March 23, 2009

Setting up for Seedlings

It's March 23rd and in the temperature is in the twenties!!

I've had about enough of winter and I'm ready for it to be warm enough to garden. In the meantime, I've been collecting the supplies I'll need for this year's seedling growing extravaganza. I'm still not convinced it's going to work and in the end I may have to spend more money than I normally would just to try. I figure it's still cheaper because I rarely buy any produce at any store once the garden is in full swing.

So far I've amassed an impressive number of plastic containers including lots of plastic egg cartons and an array of soda and juice bottles. I ordered some seeds from Johnny's Seeds in Maine and borrowed a small table from Captain Awesome. I still need to get some coir or other sustainable growing medium, some milk crates and a grow light from my pal Ms. Knapsack. I also got a soil thermometer...mostly because I've been wanting one for a while. I'm not sure it will even work for the seedling growing because the depth is so shallow.

Here's my thinking:
If I want to start planting around mid-May I should start the seedlings in the next couple of weeks. The small table is up next to the radiator which should keep them warm enough, although they're also near a window which could make them cold. The table will keep them elevated as a deterrent to my lovable, but evil cats who might like to snack on the tender greens.

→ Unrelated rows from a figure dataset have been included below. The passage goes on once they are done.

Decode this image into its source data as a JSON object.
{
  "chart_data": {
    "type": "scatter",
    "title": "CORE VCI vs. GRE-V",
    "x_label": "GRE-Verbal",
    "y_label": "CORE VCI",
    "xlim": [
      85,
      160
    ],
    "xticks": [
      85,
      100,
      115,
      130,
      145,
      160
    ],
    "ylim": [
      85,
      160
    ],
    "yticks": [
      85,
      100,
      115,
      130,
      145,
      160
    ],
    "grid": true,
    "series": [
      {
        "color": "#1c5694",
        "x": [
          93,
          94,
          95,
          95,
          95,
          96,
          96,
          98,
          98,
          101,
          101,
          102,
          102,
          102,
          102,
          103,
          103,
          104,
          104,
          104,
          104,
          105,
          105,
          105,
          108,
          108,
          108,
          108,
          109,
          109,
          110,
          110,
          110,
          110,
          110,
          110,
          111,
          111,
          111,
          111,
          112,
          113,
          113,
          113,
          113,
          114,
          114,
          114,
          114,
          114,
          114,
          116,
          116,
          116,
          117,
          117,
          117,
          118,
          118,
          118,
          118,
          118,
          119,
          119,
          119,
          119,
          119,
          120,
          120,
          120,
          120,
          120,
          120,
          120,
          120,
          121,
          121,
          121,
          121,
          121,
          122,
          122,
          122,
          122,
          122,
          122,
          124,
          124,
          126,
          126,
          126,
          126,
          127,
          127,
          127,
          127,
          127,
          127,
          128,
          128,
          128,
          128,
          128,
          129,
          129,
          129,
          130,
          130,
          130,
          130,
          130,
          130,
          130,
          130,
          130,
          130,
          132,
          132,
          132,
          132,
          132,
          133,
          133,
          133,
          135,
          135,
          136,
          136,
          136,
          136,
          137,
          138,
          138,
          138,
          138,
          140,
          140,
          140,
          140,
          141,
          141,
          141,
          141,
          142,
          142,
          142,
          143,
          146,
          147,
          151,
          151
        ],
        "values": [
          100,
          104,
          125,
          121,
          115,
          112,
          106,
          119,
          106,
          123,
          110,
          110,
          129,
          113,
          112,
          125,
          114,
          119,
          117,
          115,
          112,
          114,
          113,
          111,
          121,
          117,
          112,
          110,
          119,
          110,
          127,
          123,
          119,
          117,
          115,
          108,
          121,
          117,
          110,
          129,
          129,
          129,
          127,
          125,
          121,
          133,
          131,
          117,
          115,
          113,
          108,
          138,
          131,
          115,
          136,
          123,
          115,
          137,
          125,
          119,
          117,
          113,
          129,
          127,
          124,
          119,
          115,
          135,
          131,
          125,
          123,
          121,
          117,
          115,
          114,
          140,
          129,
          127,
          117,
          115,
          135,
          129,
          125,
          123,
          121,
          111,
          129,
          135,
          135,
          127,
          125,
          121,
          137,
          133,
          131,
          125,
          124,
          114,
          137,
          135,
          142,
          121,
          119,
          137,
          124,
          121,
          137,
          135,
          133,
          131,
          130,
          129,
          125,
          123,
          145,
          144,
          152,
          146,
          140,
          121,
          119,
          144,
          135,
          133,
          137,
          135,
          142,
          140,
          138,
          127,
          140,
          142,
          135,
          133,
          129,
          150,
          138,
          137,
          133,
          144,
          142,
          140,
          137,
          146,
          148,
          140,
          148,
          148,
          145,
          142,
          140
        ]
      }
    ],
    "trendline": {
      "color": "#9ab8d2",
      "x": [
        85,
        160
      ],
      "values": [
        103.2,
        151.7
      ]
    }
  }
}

The egg cartons have so much extra plastic, that I should be able to cut off the top flap and put it underneath and then poke holes in the bottoms of each of the egg cups and water only from the bottom.

Once the seedlings are big enough I can transfer the healthy ones to the soda bottle green houses, keep them inside at first and then eventually transfer them to the porch to toughen up before they go in the garden.

At this point it seems hard to believe I'll really be able to pull this off, but I am definitely going to try.

A few seeds I'm planning to start with:

Dill - I don't actually like dill, but I grew it last year because it attracts some good bugs, this is a good choice because I won't be crushed if the seedlings don't work out.

A few things I think I can direct seed, but might try to do seedlings as well:
Shallots - never grown these, but I'll be thrilled if I can.

You'll notice that I don't have any of the big-ticket veggies in here. I think I need to build my confidence slowly. If this works out I can always get more seeds to try more things a few weeks after I start. I've got the seedling from Re-Vision House ordered and I can always pick up more at the farm.

I've got the first draft of the whole garden plan done, but I need to review it in person to see if the spacing works.

I'm not planning to grow anything I've never grown before (at this point) except for shallots, just building on my skills with the stuff I've tried before.


Jenifer said...

Yay! You're back! It must be spring. I look forward to reading more as the growing season continues.

Eveland said...

I read your entire blog and you inspired me to grow some seeds.. and they're growing.. I started with eggplant and beets.. but I have seeds for corn and a bunch of other stuff.. I think I went crazy but whatever.. good luck.. you could see my little girls at

Sally said...

Good luck with your seed starting! Like how you are using lots of recycled material; it had not occurred to me to use the egg cartons but I think that'd be economical with space under the grow light.

I've sown my basil outdoors in mid-June and that has always worked the best for me.

Mia said...

Whoo-Hoo! I just started seedlings for basil, a couple of tomatoes, brussels sprouts and a bunch of flowers, using plastic take-out containers. I didn't start any seeds last year b/c we don't have great light in the house, nor do we have the space for a grow light. But my windowsill at work gets great sun and my office is nice and warm, so we'll see how this goes...
Like you said, it's a little expensive for an experiment, but if it works it'll be money.